エリュシオンという会社は、創立三十周年を迎える。
朝霞さん達は、資料を持たないで出ていったために、彼らとやってきた資料はまだ資料庫に残っている。
あたしの机の上に、参照していた過去のファイルが山積みになってしまったので、山に抱えて資料庫へと赴いた。
「持ちすぎたわ……」
資料庫は上のフロアにあるため、慎重に歩いて資料庫に入る。
資料庫を自動ドアにしようと提案したひとに、ちゅーしたい。
両手が塞がっていても、難なく資料庫の中に入ることが出来た。
資料庫は図書館のように棚が平行に四つおかれて、さらに部屋の周囲を取り囲むように棚が置かれてある。

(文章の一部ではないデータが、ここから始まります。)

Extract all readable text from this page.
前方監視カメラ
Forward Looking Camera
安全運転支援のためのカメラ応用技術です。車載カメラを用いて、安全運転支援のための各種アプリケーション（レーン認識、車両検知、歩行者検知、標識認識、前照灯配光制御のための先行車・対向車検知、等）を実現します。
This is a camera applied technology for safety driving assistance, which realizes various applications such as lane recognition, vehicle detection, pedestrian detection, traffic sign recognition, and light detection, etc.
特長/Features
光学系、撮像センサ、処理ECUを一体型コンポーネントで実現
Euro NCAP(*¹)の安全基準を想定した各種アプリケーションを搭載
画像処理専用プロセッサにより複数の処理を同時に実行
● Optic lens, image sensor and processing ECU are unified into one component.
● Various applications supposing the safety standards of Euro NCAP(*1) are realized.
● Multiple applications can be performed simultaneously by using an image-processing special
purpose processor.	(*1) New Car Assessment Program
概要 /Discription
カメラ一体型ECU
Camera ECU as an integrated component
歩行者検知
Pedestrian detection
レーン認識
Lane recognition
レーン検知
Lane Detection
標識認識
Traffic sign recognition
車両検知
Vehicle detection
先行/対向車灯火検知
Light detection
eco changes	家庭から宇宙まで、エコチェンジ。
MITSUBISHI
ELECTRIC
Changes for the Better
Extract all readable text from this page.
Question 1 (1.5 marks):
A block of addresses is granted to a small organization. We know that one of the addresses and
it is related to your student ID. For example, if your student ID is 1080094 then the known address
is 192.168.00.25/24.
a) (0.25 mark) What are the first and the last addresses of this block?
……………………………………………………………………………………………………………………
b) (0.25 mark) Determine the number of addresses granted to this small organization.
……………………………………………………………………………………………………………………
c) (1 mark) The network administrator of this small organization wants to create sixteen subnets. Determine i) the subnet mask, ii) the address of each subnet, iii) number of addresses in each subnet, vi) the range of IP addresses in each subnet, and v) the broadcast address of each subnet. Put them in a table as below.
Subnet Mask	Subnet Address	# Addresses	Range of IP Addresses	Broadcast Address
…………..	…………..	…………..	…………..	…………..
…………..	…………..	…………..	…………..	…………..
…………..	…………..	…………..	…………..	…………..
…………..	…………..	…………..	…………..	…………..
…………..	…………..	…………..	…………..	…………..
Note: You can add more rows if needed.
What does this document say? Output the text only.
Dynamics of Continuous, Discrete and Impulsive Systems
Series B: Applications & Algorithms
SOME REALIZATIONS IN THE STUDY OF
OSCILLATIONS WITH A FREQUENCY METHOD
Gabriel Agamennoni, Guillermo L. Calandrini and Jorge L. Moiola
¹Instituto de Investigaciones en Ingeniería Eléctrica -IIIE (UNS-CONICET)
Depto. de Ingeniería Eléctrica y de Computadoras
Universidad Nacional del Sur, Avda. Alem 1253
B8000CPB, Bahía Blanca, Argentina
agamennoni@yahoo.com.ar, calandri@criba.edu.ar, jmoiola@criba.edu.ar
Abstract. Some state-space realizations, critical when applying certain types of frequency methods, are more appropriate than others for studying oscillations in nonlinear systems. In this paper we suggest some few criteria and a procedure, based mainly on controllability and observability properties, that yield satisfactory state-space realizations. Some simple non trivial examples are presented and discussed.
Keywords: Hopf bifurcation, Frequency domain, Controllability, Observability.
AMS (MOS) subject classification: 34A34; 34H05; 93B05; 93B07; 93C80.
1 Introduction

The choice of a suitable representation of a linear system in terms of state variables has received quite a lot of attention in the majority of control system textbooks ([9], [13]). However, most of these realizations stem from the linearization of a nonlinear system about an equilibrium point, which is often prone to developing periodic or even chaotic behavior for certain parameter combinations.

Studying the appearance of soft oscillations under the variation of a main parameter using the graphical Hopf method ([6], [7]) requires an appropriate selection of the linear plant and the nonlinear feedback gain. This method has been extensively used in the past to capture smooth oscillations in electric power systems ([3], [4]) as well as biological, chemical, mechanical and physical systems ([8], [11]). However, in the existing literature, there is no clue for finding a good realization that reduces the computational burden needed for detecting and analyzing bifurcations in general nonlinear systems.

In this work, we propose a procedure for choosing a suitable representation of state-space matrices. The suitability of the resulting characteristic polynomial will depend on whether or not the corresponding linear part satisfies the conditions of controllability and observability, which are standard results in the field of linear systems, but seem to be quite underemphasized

棚のでっぱりにファイルを乗せて、アセアセとして元あった場所に戻す。
「あ、あれ……」
探していたファイルが一番上の棚にあり、背伸びしたが僅か一センチ届かない。ここには踏み台がないため、棚をよじ登るくらいしか出来ない低身長のあたしは、意地になってぴょこんぴょひんと飛び跳ねて、そのファイルを引き出すことに集中して。
「もう少し……いけるか!?」
腕の筋や筋がピキピキしているのを感じながらも、片目を瞑って渾身の力を振り絞るように背伸びをして取りだそうとしていると、そのファイルが自動的に引き出された。
背後に影。
鼻腔に広がるベリームスクの匂い。
難なくファイルを引き出した早瀬が、背後に立っていた。